Context Table and Template Table Example. We present an example of an Element Context and Template Table generated from an XML Schema. To this end, we use the Notebook XML Document example proposed by Peintner et al. [8]. Figure 4 shows the original XML Schema of Notebook example.

Fig. 4.
figure 4

Notebook XML document schema.

Figure 5 shows the Template Table generated before collapsing (see Fig. 5a) and after collapsing (see Fig. 5b). Also, Table 2 shows the Context table generated after collapsingFootnote 1.

Fig. 5.
figure 5

Schema example template table.

Table 2. Element Context example, after collapsing. The ContentType attribute of all the elements is fixed. The content of the ChildElements row corresponds with the tupla (Type, IsOptional, IsArray, ElementId). S denotes string, E element, D date-time, t true and f false.

3 Template Management Configuration

3.1 Schema Register

Nodes need to know the templates (and their identifiers) associated with the data models they are using. This information is made available in an initial dissemination phase, in which Template Tables and Context Tables of the data models are distributed.

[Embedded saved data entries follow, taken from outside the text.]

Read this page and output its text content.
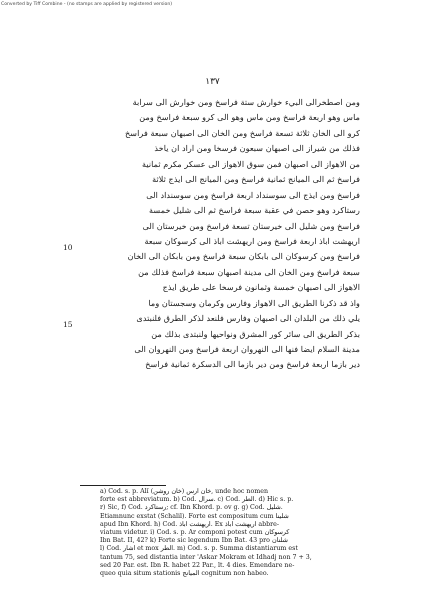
Converted by Tiff Combine - (no stamps are applied by registered version)
١٣٧
ومن اصطخرالى البيء خوارش ستة فراسخ ومن خوارش الى سرابة
ماس وهو اربعة فراسخ ومن ماس وهو الى كرو سبعة فراسخ ومن
كرو الى الخان ثلاثة تسعة فراسخ ومن الخان الى اصبهان سبعة فراسخ
فذلك من شيراز الى اصبهان سبعون فرسخا ومن اراد ان ياخذ
من الاهواز الى اصبهان فمن سوق الاهواز الى عسكر مكرم ثمانية
فراسخ ثم الى الميانج ثمانية فراسخ ومن الميانج الى ايذج ثلاثة
فراسخ ومن ايذج الى سوسنداد اربعة فراسخ ومن سوسنداد الى
رستاكرد وهو حصن في عقبة سبعة فراسخ ثم الى شليل خمسة
فراسخ ومن شليل الى خيرستان تسعة فراسخ ومن خيرستان الى
اريهشت اباذ اربعة فراسخ ومن اريهشت اباذ الى كرسوكان سبعة
فراسخ ومن كرسوكان الى بابكان سبعة فراسخ ومن بابكان الى الخان
سبعة فراسخ ومن الخان الى مدينة اصبهان سبعة فراسخ فذلك من
الاهواز الى اصبهان خمسة وثمانون فرسخا على طريق ايذج
واذ قد ذكرنا الطريق الى الاهواز وفارس وكرمان وسجستان وما
يلي ذلك من البلدان الى اصبهان وفارس فلنعد لذكر الطرق فلنبتدى
بذكر الطريق الى سائر كور المشرق ونواحيها ولنبتدى بذلك من
مدينة السلام ايضا فنها الى النهروان اربعة فراسخ ومن النهروان الى
دير بازما اربعة فراسخ ومن دير بازما الى الدسكرة ثمانية فراسخ
10
15
a) Cod. s. p. Alî (خان روشن) خان ارس, unde hoc nomen
forte est abbreviatum. b) Cod. سرال. c) Cod. الطر. d) Hic s. p.
r) Sic, f) Cod. رستاكرد; cf. Ibn Khord. p. ov g. g) Cod. شليل.
Etiamnunc exstat (Schalil). Forte est compositum cum شلينا
apud Ibn Khord. h) Cod. اريهشت اباذ. Ex اريهشت اباذ abbre-
viatum videtur. i) Cod. s. p. Ar componi potest cum كرسوكان
Ibn Bat. II, 42? k) Forte sic legendum Ibn Bat. 43 pro شلنان
l) Cod. اشار et mox الطر. m) Cod. s. p. Summa distantiarum est
tantum 75, sed distantia inter 'Askar Mokram et Idhadj non 7 + 3,
sed 20 Par. est. Ibn R. habet 22 Par., lt. 4 dies. Emendare ne-
queo quia situm stationis الميانج cognitum non habeo.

When a node joins the network for the first time, it can start a schema registration process. Schemas are registered in a centralized schema repository, usually located at the gateway. Nodes use the URI of the data model schema to register. When the gateway receives a registration request, it first checks whether that schema is already registered. In that case, the associated SchemaId is returned. If the URI is not registered yet, the gateway generates a new schemaId.

When registering a schema, an associated URL is provided so that its data model schema can be accessed and downloaded. Schemas can be stored at a node (see Fig. 6a) or at an external server (Fig. 6b). Once the gateway has downloaded a schema, it generates the Context Table and Template Table. As an efficiency improvement, the schema repository could also pre-load a set of standard schemas or download already pre-compiled Context Tables.

Fig. 6.
figure 6

Template location. (a) at the Node, (b) at an external server.

Note that constrained nodes only need to store the schemas of the data models they actually use. Moreover, if the schemas can be accessed from an external server, they can be totally stripped from the node.

In case a central schema repository were not available, nodes could select proper identifiers based on point-to-point agreement. Optionally, distributed system convergent algorithms could be used.

After the registration process, the schemaId and Context Table are available in the schema repository so that nodes can access them in their bootstrapping phase.

4 Performance Evaluation

In this section we present two performance tests in order to compare context based compression and EXI. In the first test, a set of XML instances are compressed by using (a) EXIficient [2], an implementation of EXI, and (b) a preliminary implementation of the templates and context based compression approach. In the second test, we study the performance of the decoding process using as input the streams obtained from the previous test. In order to decode EXI streams, another EXI implementation, EXIP [7], is used.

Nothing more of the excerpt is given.